Mu is not a solo effort. Many folks have contributed to Mu, and I will be eternally grateful for their work. With the spirit of recognising the voluntary contributions of others in mind, I’m going to write about some of our most prodigious programmers. First up is Zander Brown.
Zander, like Top Gear’s the Stig, is a bit of a mystery.
Until recently, nobody had ever met him in real life, and all interactions with Zander were via copious GitHub comments, pull requests and bug fixes.
Some said he was an alien being from another dimension, others claimed him to be a rogue artificial intellegince running rampant in random Git repositories, yet more people whispered in hushed tones that he was merely a pseudonym for Bill Gates, coming out of retirement to contribute to free software projects.
All I can say is that I’m thankful for his considerable contributions to Mu’s code base, eagle-eyed code reviews and seemingly limitless Pythonic knowledge.
Actually, when I met Zander for the first time in July, it turned out he’s a 17 year-old studying for his A-levels (the exams teenagers sit in the UK to help them to get into university). He’s doing A-levels in Maths, Physics and Computer Science. He’s third from the left in the picture below:
I want to bring your attention to how wonderful this is ~ we have several related things going on:
- We have a courteous, knowledgable and extraordinarily competent contributor to Mu.
- Zander’s participation is evidence that the Mu project is welcoming, safe and supportive enough to encourage the participation of teenage coders.
- Zander, a student who uses Mu, is helping to develop Mu. I would very much like to foster this sense of ownership in Mu’s users, be they students, teachers or professional software developers.
I recently asked Zander how he got into Mu.

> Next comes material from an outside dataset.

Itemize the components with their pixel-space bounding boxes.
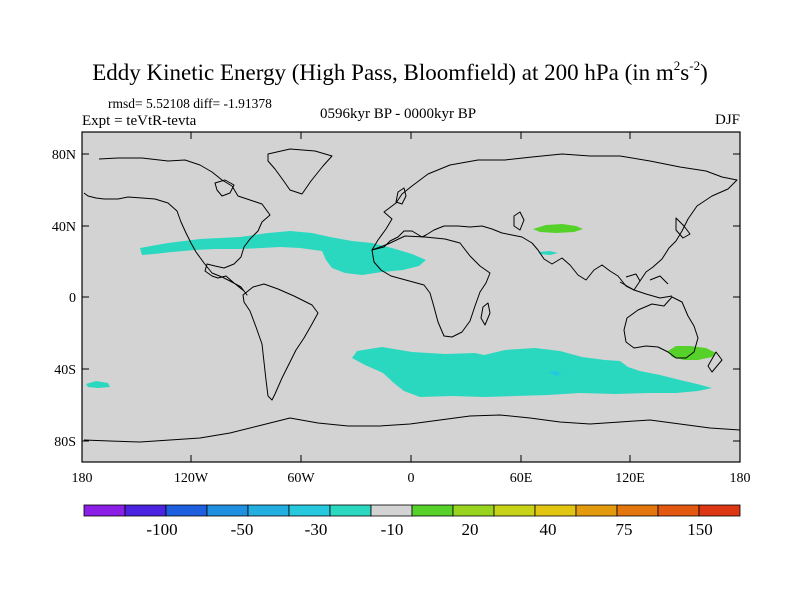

His reply was interesting in that he typed “micro:bit Python” into a search engine after his school had some of the early versions of the device delivered to teachers.
The head of department got the blue one, the other CS teacher had the green, leaving the yellow spare and the rest, as they say, is history…
He started coding with MSWLogo but has, more recently discovered Python and started making contributions to various open source projects:
It’s nice to work on things that help others be that the developer (fix this, add that) or the users (CS teachers!)
Recently I’ve been contributing the GNOME which has the ‘coolness’ that you are in country A working with person in country B to make something that’ll be used in A, B, C & D but also being a tad ‘meta’ when you’re fixing a bug older than you.
Right now, I feel very very old. :-)
How does he find working on Mu?
Great fun, first & only time i’ve met in person with others working on a project and the T-shirt isn’t bad either :-)
Been nice to play on a range of things within the same project from fighting QSS to walking the python syntax tree whilst knowing people are using it in the real world (TAA just switched form GCSE Java to Python so Mu is now used with the lower years)
(When we released Mu 1.0 I made sure all of the major contributors and friends of Mu got t-shirts to celebrate. Thanks to my hugely talented friend Steve Hawkes, Zander got a t-shirt with the “Stig” avatar shown at the top of this post.)
Zander, thank you for your continued contributions and best of luck with your studies (he wants to go on to study Computer Science at university). I have no doubt that wherever you end up studying will soon learn how fortunate they are to have such a talented student as you.